Brief introduction to Hadoop

Hadoop

Key ideas: enables distributed computing; open source; widely used

  • older, more mature "cloud computing" technology


The Apache Hadoop project develops open-source software for reliable, scalable, distributed computing. The Apache Hadoop software library is a framework that allows for the distributed processing of large data sets across clusters of computers using simple programming models. It is designed to scale up from single servers to thousands of machines, each offering local computation and storage…

Source: Apache Software Foundation - What is Apache Hadoop?


Key features

Two of Hadoop's main features are particularly relevant to this talk:

Feature Solves problem
Distributed storage How do we easily store and access large datasets?
Distributed/batch computing How do we quickly run analyses on large datasets?

Distributed vs. parallel computing

Distributed computing is analogous to parallel computing

Parallel - multiple processors run code

Distributed - multiple computers run code

Overview

1.  Hadoop links together servers to form a (storage + computing) cluster.

Overview

1.  Hadoop links together servers to form a (storage + computing) cluster.

Overview

2.  Creates a distributed file system called hdfs which splits large data files into smaller pieces that servers across the cluster store.

Overview

2.  Creates a distributed file system called hdfs which splits large data files into smaller pieces that servers across the cluster store.

Overview

3.  Uses the MapReduce programming model to implement
     distributed (i.e., parallel) computing.

Important interlude!

Size matters

  • Parallelization occurs when data is stored on multiple computers
  • Files are typically split into 64MB or 128MB chunks
  • Small files won't parallelize


MapReduce programs have 3 main stages

  1. Map: Apply a function to extract and group data
  2. Shuffle/sort: Sort the function's outputs
  3. Reduce: Compute summaries of the grouped outputs

Overview (MapReduce)

3.a.  Users upload Map and Reduce analysis code to Hadoop.

Overview (MapReduce)

3.b.  Hadoop distributes the Map code to the servers with the data. These servers runs local analyses that extract and group data.

Overview (MapReduce)

3.c.  Hadoop merges extracted data on one or more separate servers.

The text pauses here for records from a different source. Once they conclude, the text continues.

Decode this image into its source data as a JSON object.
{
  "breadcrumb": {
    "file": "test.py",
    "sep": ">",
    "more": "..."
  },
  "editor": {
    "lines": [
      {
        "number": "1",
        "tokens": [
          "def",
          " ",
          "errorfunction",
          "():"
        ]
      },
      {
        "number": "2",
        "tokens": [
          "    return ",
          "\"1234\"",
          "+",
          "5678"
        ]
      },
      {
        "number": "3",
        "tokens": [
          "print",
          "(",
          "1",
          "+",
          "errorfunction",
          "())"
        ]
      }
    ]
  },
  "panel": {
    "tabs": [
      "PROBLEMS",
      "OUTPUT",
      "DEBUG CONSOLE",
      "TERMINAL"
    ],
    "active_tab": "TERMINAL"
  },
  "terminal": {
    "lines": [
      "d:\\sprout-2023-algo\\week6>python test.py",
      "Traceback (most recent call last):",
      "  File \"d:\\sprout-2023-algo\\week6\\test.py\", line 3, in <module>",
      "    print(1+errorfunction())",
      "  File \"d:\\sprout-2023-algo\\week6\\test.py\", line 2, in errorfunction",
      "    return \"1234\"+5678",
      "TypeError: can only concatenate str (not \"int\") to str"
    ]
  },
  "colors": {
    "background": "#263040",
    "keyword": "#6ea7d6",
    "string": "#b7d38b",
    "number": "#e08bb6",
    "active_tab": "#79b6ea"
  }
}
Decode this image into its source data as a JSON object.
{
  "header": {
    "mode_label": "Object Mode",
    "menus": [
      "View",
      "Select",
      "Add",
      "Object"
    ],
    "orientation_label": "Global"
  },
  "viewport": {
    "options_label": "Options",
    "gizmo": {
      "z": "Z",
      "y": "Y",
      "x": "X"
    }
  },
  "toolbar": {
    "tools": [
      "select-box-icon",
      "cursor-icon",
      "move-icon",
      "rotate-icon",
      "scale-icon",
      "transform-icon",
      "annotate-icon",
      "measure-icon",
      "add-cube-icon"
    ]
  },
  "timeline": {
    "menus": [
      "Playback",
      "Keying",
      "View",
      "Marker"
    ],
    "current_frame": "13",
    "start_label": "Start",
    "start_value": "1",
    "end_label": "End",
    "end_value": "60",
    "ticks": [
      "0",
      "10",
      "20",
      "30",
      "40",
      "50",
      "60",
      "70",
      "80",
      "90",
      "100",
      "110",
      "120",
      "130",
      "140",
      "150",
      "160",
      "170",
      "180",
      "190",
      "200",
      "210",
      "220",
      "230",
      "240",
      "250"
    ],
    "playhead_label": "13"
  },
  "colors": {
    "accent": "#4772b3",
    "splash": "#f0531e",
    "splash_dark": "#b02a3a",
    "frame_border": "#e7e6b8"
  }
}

These servers run the Reduce code that computes grouped data summaries.

Overview (MapReduce)

3.d.  Hadoop stores analytic results in its distributed file system, hdfs, on the server(s) that ran the Reduce code.

Overview (MapReduce)

3.e.  Analysts can retrieve these results for review or follow-on analysis.

Hadoop - Natural strengths

  • Extract data
  • Group data
  • Compute group summaries

Hadoop - Natural "weaknesses"

"Everything else"

  • Iterative algorithms
  • Multi-step workflows